She spoke with a simple dignity that astonished Olivier. He no longer noticed the air of defiance that formerly used to exasperate him with her. From the moment he entered the salon he had been struck by a change in the character of her beauty. Her countenance was always the same, with its noble, pure outline, with its delicate and proud features, lit up by those fathomless eyes, so charming with their touching languorousness. But there was no longer that mobile curious expression, that look of unquiet yearning there used to be imprinted on it.

This sensation was, however, too vague to impress her old lover, to change his hostility into tenderness. He had brooded over one idea too intensely during the last week, and an anger that was hardly restrained betrayed itself in his voice as he replied:—

"I will try to obey you, madame! Still, in order that the interview that I asked for may be understood, I shall have to say some things that you might perhaps wish unspoken."

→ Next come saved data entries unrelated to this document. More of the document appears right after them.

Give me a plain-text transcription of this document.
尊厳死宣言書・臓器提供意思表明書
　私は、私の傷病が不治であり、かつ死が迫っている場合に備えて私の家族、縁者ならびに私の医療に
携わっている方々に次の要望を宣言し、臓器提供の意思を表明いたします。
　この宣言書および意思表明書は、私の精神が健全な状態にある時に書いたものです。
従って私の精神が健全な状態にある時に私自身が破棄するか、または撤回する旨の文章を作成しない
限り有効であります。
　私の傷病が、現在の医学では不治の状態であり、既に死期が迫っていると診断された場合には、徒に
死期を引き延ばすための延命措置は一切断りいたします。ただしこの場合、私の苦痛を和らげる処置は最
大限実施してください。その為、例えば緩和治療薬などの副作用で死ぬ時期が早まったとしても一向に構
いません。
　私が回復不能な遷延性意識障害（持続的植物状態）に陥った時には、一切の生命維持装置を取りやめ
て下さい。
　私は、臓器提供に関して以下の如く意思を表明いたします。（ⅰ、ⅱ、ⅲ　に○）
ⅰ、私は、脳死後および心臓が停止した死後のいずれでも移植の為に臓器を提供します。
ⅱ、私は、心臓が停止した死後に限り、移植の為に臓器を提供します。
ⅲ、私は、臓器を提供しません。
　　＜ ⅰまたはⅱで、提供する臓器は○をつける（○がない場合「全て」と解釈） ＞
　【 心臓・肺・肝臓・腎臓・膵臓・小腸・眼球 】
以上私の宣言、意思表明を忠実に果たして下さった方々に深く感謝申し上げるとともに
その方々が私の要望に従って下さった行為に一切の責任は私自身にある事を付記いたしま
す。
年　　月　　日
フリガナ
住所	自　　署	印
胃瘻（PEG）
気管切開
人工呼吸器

"Say them," she said, interrupting him. "All that I ask is that you should not add anything that is not distinctly necessary."

"I will be very brief," said Olivier.

There was a moment's silence. Then, in a still more bitter tone, he said:—

"Do you remember about two years ago in Rome, at the Palazzo Savorelli,—you see I am being exact,—a young man being presented to you, a young man who did not even think about you, and with whom you were—How can I describe it without wounding you?"

"Say at once that I coquetted with him," Ely again interrupted, "and that I tried to make him love It is the truth."

"Since you have such a good memory," went on Olivier, "you surely recollect that these coquetries went so far that the young man became your lover."

What a shudder of horror shot through Ely, making her eyelids tremble with pain, as he accentuated the word with the cruelty that she had prayed him to spare her!